Ian and Lombardo are stoked, too. “When Mike hit me up about this my brain thought he was asking me if I wanted to come to a show, him knowing I am a HUGE Bungle fan,” the Anthrax guitarist commented. “When I realised he actually meant for me to play guitar with them it broke my brain, I was a giggly drooling mess. Somehow I pecked out Y  E  S on my keyboard and holy crap I’m playing in Mr. Bungle. Seriously, it’s an honour and a privilege to get to play with my favourite ‘Mr.’ band of all time.”

“I don’t know what was in the water in Eureka, California, but it certainly wasn’t clean,” Lombardo jokes of Mr, Bungle’s hometown. “This is going to be a ridiculously, insane band to play with and I am honoured to have been asked to join the wrath.”

Lombardo was instrumental in these shows happening at all. “Ever since Trevor hatched The Raging Wrath of the Easter Bunny v.2 idea a few years back, Patton, Lombardo, he and I had each been incubating some idea of that egg,” Spruance explains. “Lombardo called me one day and asked me to make some guitar demos so he could learn the songs. He had this generous idea to surprise the other guys with being totally ready to go with the tunes. It just so happened that I was in Eureka at the time. So, I found myself re-visiting all of those riffs in the same goddamned town and in the same goddamned house where I recorded all the original guitars on that demo 33 years earlier. There was something about actually physically working out the mania of those riffs again at DAVE LOMBARDO’S request, in that environment — it just split my head open. It wasn’t long before the train of destiny had picked up too much speed for any of us to jump off.”

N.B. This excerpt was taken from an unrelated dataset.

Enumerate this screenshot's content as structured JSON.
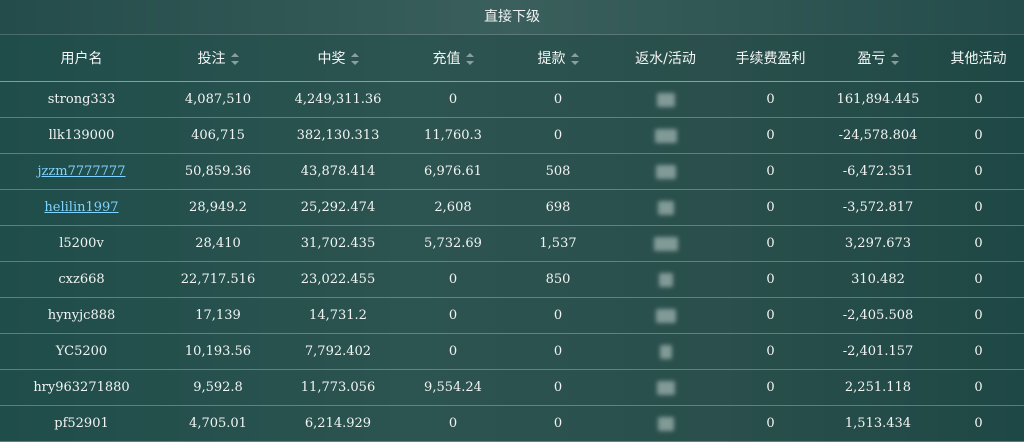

“When we recorded that demo, we were 16 and 17 years old and we were absolutely serious about the music,” Dunn recalls. “At the time, we were living the deluge of Eighties metal and absorbing every riff and every drum fill from every known band from Denmark to San Francisco. The recording and playing were amateurish (save for Trey’s video-game-solos) but the schooled composition and spirit were solid. I always felt like this music held its own and deserved to be presented in a clearer and more defined package even if it meant being 33 years later.”

Patton adds, “I remember writing riffs for this cassette in my parent’s garage, with no heat, so I recorded in a sleeping bag for analog warmth, playing a one-stringed acoustic guitar that was piped into a ghetto blaster. Thank god I had Trevor and Trey to help decipher my rotten riffs into something intelligible!”